A CHEGADA de Denis Villeneuve com Amy Adams e Jeremy Renner.
O diretor não está a altura do tema. Objetos imensos chegam a Terra. São 12 em 12 lugares diferentes. Equipes militares e de cientistas vão travar contato com os ETs. O designer dos seres é ótimo e o clima do filme adequado. Mas todas as escolhas são erradas. Se opta sempre por explicar o supérfluo e em não se abordar o mais interessante. Penso que é um caso de se subestimar a inteligência do publico. Um erro sempre fatal. Assim, não se mostra o processo em que se desvenda a linguagem dos ETs. A linguista simplesmente começa a se comunicar rudimentarmente, do nada, de uma hora pra outra. Mas, entenda, o tema é tão bom, que mesmo assim o interesse se sustenta. Tinha de ser uma obra-prima. Perdeu-se a chance. ( Lembrei de Contatos Imediatos...o modo como eu e meu irmão saímos do cinema em estado de graça e de euforia otimista em 1978... )
CURVA DO DESTINO de Edgar G. Ulmer com Tom Neal e Ann Savage.
Um filme classe C, pobre e comum, que hoje é cult e considerado por muitos uma obra-prima. É original. É estranho. É inverossimel. E é muito bom. Fala de um pianista da noite que faz todas as escolhas erradas. Pega carona e daí em diante tudo dá errado. Savage faz a mulher mais assustadora da história do cinema. O filme é um pesadelo noir.
FORÇA DO MAL de Abraham Polonski com John Garfield e Marie Windsor.
Um advogado corrupto participa da corrupção do jogo ilegal. O filme é bom. Amargo a não poder mais, Garfield faz um cara mal, mas nunca superficial, é complexo, tem matizes de bondade. Um filme bom de se ver e que tem em sua equipe um punhado de perseguidos pelo MacCarthismo.
O MUNDO ODEIA-ME de Ida Lupino
Uma diretora mulher nos anos 40, uma raridade. E que filme estranho! Feio, desagradável. Fala de dois amigos que dão carona a um cara. Ele os sequestra. E o resto são estradas, medo, restaurantes, hotéis e postos de gasolina. Árido. Assistir não é um prazer, mas ele fica na memória.
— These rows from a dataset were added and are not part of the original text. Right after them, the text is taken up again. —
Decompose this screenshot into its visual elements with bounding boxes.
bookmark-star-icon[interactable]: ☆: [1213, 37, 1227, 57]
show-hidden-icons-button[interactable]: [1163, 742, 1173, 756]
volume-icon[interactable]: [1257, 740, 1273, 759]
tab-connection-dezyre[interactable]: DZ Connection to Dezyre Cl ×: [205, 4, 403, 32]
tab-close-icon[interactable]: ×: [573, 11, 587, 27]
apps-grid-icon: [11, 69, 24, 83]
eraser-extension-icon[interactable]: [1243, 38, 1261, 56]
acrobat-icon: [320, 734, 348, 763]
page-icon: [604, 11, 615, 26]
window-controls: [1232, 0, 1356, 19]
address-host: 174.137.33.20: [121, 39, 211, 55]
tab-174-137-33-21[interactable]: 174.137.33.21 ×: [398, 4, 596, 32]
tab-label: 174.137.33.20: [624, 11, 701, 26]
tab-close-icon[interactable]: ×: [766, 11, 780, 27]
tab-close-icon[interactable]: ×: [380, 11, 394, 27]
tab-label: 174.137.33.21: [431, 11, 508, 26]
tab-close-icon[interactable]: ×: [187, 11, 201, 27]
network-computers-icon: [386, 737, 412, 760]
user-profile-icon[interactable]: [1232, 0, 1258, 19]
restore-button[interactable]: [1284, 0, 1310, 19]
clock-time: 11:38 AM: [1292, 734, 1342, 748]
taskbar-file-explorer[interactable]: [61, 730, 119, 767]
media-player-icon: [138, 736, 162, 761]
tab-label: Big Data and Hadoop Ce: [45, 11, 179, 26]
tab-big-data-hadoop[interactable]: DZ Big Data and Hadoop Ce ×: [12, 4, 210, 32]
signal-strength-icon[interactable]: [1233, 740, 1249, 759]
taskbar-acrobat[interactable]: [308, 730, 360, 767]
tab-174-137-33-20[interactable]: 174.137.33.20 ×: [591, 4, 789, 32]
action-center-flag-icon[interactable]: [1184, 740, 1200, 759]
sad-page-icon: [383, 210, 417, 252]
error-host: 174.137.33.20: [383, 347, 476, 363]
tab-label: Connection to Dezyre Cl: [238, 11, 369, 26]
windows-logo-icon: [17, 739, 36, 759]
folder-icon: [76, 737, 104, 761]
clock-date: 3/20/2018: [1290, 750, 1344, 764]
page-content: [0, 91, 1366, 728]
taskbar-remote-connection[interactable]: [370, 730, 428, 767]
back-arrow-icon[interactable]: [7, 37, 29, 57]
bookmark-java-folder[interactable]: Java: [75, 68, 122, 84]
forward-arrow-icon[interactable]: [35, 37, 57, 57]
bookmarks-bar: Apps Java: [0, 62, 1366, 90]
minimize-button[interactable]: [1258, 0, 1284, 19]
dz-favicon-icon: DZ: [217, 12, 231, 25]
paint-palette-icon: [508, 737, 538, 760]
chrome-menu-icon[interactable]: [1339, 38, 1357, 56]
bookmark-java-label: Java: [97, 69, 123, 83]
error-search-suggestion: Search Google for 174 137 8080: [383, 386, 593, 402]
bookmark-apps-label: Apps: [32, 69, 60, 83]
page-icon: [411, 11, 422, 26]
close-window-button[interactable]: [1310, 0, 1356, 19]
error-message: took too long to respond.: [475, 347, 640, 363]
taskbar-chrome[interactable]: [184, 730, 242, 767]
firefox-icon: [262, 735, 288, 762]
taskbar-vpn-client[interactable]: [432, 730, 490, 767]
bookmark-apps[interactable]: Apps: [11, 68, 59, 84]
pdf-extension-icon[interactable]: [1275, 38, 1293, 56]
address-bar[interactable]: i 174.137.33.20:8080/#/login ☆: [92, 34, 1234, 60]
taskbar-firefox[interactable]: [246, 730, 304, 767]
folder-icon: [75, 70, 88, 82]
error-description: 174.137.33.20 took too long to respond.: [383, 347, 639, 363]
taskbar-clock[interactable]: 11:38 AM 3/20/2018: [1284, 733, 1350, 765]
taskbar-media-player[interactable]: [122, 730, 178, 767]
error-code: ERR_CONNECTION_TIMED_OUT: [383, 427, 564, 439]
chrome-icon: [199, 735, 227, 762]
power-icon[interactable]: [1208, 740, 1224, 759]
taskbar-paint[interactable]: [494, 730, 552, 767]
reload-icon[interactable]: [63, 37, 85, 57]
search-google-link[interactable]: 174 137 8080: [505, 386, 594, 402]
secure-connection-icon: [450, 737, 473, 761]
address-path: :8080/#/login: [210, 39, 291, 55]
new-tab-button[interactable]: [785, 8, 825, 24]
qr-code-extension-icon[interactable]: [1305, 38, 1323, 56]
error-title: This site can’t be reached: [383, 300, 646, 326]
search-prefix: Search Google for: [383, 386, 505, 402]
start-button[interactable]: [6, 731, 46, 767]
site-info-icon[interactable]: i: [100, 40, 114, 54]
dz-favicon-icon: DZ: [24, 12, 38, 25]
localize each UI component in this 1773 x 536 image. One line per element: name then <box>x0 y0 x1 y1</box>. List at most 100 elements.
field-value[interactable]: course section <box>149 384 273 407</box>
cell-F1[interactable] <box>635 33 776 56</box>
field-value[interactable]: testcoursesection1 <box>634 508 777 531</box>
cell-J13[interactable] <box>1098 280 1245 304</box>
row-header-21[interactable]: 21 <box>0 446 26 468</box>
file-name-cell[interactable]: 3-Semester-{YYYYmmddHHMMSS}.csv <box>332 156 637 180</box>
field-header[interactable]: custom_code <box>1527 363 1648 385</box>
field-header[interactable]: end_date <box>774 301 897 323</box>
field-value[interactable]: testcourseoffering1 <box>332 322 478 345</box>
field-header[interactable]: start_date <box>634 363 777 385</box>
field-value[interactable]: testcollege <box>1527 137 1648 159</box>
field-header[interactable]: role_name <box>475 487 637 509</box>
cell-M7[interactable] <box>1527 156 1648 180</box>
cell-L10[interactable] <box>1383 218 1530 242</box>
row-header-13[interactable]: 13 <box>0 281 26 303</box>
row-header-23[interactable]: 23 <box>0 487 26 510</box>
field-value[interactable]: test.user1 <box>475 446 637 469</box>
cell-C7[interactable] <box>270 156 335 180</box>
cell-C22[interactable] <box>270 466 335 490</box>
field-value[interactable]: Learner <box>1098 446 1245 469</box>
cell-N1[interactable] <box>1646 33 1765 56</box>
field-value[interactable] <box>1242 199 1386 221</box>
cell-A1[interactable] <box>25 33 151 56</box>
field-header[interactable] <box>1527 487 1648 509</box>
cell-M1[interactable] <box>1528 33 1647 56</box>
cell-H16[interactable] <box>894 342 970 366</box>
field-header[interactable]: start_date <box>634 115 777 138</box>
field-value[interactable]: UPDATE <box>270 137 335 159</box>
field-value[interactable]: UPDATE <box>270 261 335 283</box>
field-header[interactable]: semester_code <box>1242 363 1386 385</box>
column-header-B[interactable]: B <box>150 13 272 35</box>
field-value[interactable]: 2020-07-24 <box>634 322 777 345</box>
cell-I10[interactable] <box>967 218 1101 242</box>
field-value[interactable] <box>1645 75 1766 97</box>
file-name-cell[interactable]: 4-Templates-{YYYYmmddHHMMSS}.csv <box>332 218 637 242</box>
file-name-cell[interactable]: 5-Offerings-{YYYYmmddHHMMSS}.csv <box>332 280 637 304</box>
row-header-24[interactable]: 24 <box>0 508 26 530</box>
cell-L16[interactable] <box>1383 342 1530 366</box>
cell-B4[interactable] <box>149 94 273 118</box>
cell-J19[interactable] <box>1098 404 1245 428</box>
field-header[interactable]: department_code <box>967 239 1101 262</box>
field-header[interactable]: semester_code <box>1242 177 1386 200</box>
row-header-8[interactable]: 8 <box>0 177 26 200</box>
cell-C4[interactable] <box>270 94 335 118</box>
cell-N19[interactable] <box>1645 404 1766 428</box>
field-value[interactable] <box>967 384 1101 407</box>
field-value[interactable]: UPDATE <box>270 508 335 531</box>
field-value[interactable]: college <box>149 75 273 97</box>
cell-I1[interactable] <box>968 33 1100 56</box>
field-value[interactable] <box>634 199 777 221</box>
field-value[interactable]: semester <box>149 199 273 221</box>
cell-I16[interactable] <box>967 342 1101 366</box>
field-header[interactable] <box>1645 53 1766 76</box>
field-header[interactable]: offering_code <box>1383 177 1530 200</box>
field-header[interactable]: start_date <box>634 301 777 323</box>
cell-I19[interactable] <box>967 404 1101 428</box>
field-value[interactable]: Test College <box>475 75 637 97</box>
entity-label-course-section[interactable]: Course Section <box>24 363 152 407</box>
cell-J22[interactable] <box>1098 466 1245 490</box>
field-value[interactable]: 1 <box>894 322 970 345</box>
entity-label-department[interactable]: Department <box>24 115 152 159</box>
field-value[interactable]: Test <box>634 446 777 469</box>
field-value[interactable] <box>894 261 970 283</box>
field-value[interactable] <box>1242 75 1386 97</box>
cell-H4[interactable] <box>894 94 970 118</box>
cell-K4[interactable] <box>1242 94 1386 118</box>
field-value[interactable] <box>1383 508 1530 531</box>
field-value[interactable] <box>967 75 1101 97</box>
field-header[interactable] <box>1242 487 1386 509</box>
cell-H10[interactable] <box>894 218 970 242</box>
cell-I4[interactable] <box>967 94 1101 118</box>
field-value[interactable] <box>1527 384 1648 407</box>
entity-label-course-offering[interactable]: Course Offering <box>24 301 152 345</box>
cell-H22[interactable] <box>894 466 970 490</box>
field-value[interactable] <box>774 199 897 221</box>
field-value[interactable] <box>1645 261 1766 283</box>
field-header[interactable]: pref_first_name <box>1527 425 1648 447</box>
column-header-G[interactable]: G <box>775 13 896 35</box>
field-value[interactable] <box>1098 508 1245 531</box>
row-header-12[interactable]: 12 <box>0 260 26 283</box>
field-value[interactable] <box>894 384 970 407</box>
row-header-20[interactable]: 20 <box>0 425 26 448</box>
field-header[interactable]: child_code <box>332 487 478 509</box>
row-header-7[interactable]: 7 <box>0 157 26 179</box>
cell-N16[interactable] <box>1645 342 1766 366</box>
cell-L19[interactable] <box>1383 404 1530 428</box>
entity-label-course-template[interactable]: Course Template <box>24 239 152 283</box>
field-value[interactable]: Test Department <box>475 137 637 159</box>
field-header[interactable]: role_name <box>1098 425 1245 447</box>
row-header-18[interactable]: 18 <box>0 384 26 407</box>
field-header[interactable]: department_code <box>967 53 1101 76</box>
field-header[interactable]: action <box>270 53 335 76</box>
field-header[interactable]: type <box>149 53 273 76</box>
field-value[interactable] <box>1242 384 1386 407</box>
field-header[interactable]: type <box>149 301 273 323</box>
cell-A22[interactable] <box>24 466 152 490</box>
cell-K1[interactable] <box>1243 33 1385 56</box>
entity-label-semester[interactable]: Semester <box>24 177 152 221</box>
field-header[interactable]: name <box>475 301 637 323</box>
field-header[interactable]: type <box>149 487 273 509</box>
CAPITÃO FANTÁSTICO E OS HIPPIES DOS ANOS 90.

   Os hippies dos anos 60 eram drogados. E acreditavam na união. Tudo para eles era em grupo. Pensavam estar mudando o mundo. E mudaram. Talvez para pior.
  Os filhos desses hippies foram os materialistas dos anos 80. Eu fui um deles. Negaram os pais sendo realistas. Os anti românticos. Ciência, grana e pó.
  Nos anos 90 os irmãos mais novos dos caras dos anos 80 reabilitaram os hippies. Mas eram hippies pouco românticos. Estranhamente eram individualistas. No lugar de comunidades hippies, queriam seguir sozinhos pela estrada. As drogas não existiam como possibilidade de crescimento, mas sim como prazer. Os hippies queriam um mundo novo. Os caras dos anos 90 queriam um mundo melhor. Preservar e não destruir. Reciclar.
  Hippies originais plantavam e eram pacifistas. Os novos hippies caçavam e tinham uma postura de briga. As batas indianas substituídas por roupas camufladas.
  Este filme, bastante ruim, fala desses hippies. Um pai, que pensa ser liberal, e que na verdade é um ditador, cria seus filhos no mato. O filme fica em cima do muro. Não tem a coragem de o ridicularizar. Tenta agradar. Se torna ridículo.
  São hippies que trocaram flores por facas, Walt Whitman por Noam Chomsky, anarquismo por maoísmo. Eles passam o tempo lendo, lendo e lendo. Depois caçam e tocam violão. E roubam. Claro. Estão a um passo do terrorismo. E o filme, fofo, evita mostrar isso. É doente.
  Lixo.
  Me decepciona ver que há gente boba o bastante para levar tamanha porcaria a sério.

EPIFANIA

   Veio sem avisar. Sem ser pedida ou desejada. Apenas surgiu.
 Era sexta-feira e eram 3 e quinze da tarde. Eu estava na escola.
 Após semanas de calor seco, o tempo mudava. O ar estava úmido e mais fresco e o sol parecia mais gentil.
 Os alunos jogavam bola entre árvores mal cuidadas e eu me sentei num banco de cimento. E então aconteceu...
 Uma satisfação absoluta desceu sobre mim. A luz da tarde se tornou a mesma dos melhores momentos da minha vida, e então eu senti dentro da minha carne a paz que a tempos eu não conhecia. Um suave calor dentro da minha barriga e o ar entrando em mim como se fosse tão leve como quando as coisas começam a respirar.
 Os alunos jogavam gritando, corriam, pulavam e eu os olhei em detalhe. Era o mesmo jogo. Eram os mesmos garotos. Era a mesma vida.
 Pensei, sem qualquer tipo de emoção, na eternidade da vida, no jogo que se repete. Na eternidade que está aparente em tudo o que nos cerca mas que esquecemos de ver. O momento é de pura delícia, de clareza de sol.
 Um besouro surge e voa zumbindo. Faz evoluções em torno das árvores. Se demora, se vai.
 Minha epifania.
 O jogo termina.
 Outro dia tem mais.
 As sombras parecem doces. É o mesmo mundo de sempre. E depois chove. E tudo vai bem.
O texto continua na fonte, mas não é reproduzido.